Parafraseando Blaise Pascal [filósofo francês], a leitura é uma diversio conversio; ou seja, algo que nos possibilita sair de nós mesmos – o que é próprio da diversão – e, ao mesmo tempo, algo que, quase sem percebermos, nos lança dentro de nós mesmo – o que é próprio da conversão, no sentido filosófico e psicológico do termo. A literatura converte divertindo e este é um autêntico movimento revolucionário, na medida em que gera uma circularidade existencial extremamente propulsiva, transformadora. Percebemos em nossas pesquisas que a dinâmica do Laboratório de Leitura potencializa essa virtude revolucionária que literatura tem per si.
Ao longo de “A Literatura Como Remédio” você joga com a questão do “leitor extremamente ocupado”. Hoje, muitas pessoas dizem não ler porque estão, justamente, extremamente ocupadas. Qual o remédio que você recomenda para esses que não têm tempo para nada?

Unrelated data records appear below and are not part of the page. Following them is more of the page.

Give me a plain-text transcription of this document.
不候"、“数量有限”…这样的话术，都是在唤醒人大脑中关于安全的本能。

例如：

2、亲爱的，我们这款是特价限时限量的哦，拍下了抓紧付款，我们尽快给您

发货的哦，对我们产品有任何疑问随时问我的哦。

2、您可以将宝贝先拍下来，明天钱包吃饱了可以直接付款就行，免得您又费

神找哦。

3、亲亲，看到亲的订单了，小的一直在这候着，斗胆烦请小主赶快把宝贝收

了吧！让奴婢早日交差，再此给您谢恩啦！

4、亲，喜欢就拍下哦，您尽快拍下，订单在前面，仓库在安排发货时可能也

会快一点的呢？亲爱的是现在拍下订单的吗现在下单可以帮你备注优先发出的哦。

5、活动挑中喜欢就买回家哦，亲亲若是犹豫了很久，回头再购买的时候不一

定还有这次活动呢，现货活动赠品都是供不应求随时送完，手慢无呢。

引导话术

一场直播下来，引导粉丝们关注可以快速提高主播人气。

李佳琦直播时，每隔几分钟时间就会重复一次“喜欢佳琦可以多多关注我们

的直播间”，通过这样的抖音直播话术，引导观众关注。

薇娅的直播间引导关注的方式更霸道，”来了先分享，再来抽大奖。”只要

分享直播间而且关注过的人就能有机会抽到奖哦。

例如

Em meu livro cito um autor francês, Daniel Pennac, que num ensaio genial intitulado “Como um Romance” afirma que “o tempo para ler é como o tempo para amar: é sempre um tempo roubado”. Vivemos um tempo em que tendemos a privilegiar tudo o que é imediato e circunstancial e a desprezar tudo o que é permanente e essencial. Vemo-nos, cada vez mais, transformados em máquinas de produção e consumo e isso nos desumaniza e nos faz doentes. Estamos sempre extremamente ocupados, mergulhados numa dinâmica operacional de resolução de problemas e realização de tarefas, esquecendo de amar, de olhar, de contemplar o mundo, a vida, as pessoas que nos cercam. A leitura de um bom livro pode ser uma fuga, um antídoto frente a esta dinâmica desumana e patológica em que vivemos.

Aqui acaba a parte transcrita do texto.